Jugés «idéologiquement néfastes», ils avaient été relégués dans l'ombre. Les ouvrages érotiques de la bibliothèque nationale sont mis au grand jour par le Moscow Times . L'institution a ouvert ses portes au journaliste Joy Neumeyer, qui relate l'histoire de cette collection visitée par certains puissants de l'époque.

1920. Les Bolcheviques transforment un musée en bibliothèque, baptisée Lénine. L'équipe de l'établissement ouvre à ce moment un département spécial où elle stocke la littérature compromettante des aristocrates, confisquée à ses détenteurs. Avant la révolution, il était de bon ton de posséder ces «Livres pour dames» aux dessins très suggestifs. Dans les années 1930, on saisit également les écrits sur la sexualité et les publications médicales abordant la contraception.
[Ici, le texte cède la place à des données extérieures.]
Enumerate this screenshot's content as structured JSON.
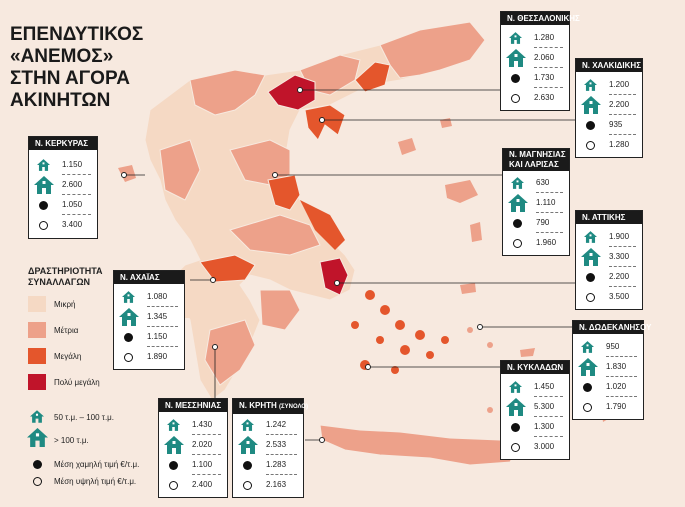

Sous Staline, la collection est mise à disposition de ses sbires amateurs d'images explicites, parmi lesquels l'officier et chef de cavalerie rouge Semion Boudienny et le dirigeant Mikhaïl Kalinine, selon la légende.

Une collection qui représentait un «danger considérable»
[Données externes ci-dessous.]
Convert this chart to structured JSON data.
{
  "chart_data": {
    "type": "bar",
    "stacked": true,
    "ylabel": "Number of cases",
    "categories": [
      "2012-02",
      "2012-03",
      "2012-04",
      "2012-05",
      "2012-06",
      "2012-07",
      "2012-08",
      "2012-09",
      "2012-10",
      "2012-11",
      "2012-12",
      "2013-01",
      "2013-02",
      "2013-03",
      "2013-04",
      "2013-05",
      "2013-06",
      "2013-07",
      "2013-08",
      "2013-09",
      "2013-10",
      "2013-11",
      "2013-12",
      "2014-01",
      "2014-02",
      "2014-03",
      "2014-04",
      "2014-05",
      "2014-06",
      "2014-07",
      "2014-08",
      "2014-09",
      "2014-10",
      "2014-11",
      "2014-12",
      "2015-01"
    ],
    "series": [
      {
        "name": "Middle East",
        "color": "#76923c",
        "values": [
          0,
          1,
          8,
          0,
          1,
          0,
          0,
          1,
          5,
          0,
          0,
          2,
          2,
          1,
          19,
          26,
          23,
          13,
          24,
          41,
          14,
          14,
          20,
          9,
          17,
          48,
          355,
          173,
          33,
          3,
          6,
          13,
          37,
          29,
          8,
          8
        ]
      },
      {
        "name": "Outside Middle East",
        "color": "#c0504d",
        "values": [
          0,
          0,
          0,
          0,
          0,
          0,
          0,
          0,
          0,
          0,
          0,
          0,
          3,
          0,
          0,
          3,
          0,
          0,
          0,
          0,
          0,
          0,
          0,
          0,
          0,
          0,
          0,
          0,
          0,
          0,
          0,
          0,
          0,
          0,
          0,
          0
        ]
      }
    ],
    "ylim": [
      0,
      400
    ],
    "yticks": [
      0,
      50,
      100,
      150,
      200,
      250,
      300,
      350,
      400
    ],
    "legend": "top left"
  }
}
Mais c'est grâce à un fervent collectionneur que le département «sexe» de la bibliothèque s'est élargi. Nikolai Skorodumov, directeur de la Bibliothèque de l'université d'État de Moscou, avait amassé dessins et livres érotiques depuis des années et les autorités n'ont mis la main sur son trésor qu'après sa mort. Il se raconte que le chef de la police politique de Staline, très porté sur la chose, l'aurait mis sous sa protection pour profiter lui-même de ses stimulantes possessions. Quand la collection de Nikolai Skorodumov est saisie, l'État soviétique refuse de l'acheter à sa veuve, avançant qu'elle ne présentait aucun «intérêt scientifique ou historique pour les lecteurs». Il lui fut toutefois interdit de la conserver à cause de sa nature «nocive», qui représentait un «danger considérable»... Elle atterrit donc dans l'éternel département érotique.
Les dernières pièces arrivées dans ses étagères datent des années 70 et 80, résultat de saisies à la douane. Certains livres sont à présent accessibles au public mais la collection «secrète» reste à l'abri des regards et personne ne s'est vraiment attelé à répertorier les œuvres dans un catalogue. «L'enfer» de la Bibliothèque d'État de Russie reste donc intouché, comme la relique profane d'un temps révolu.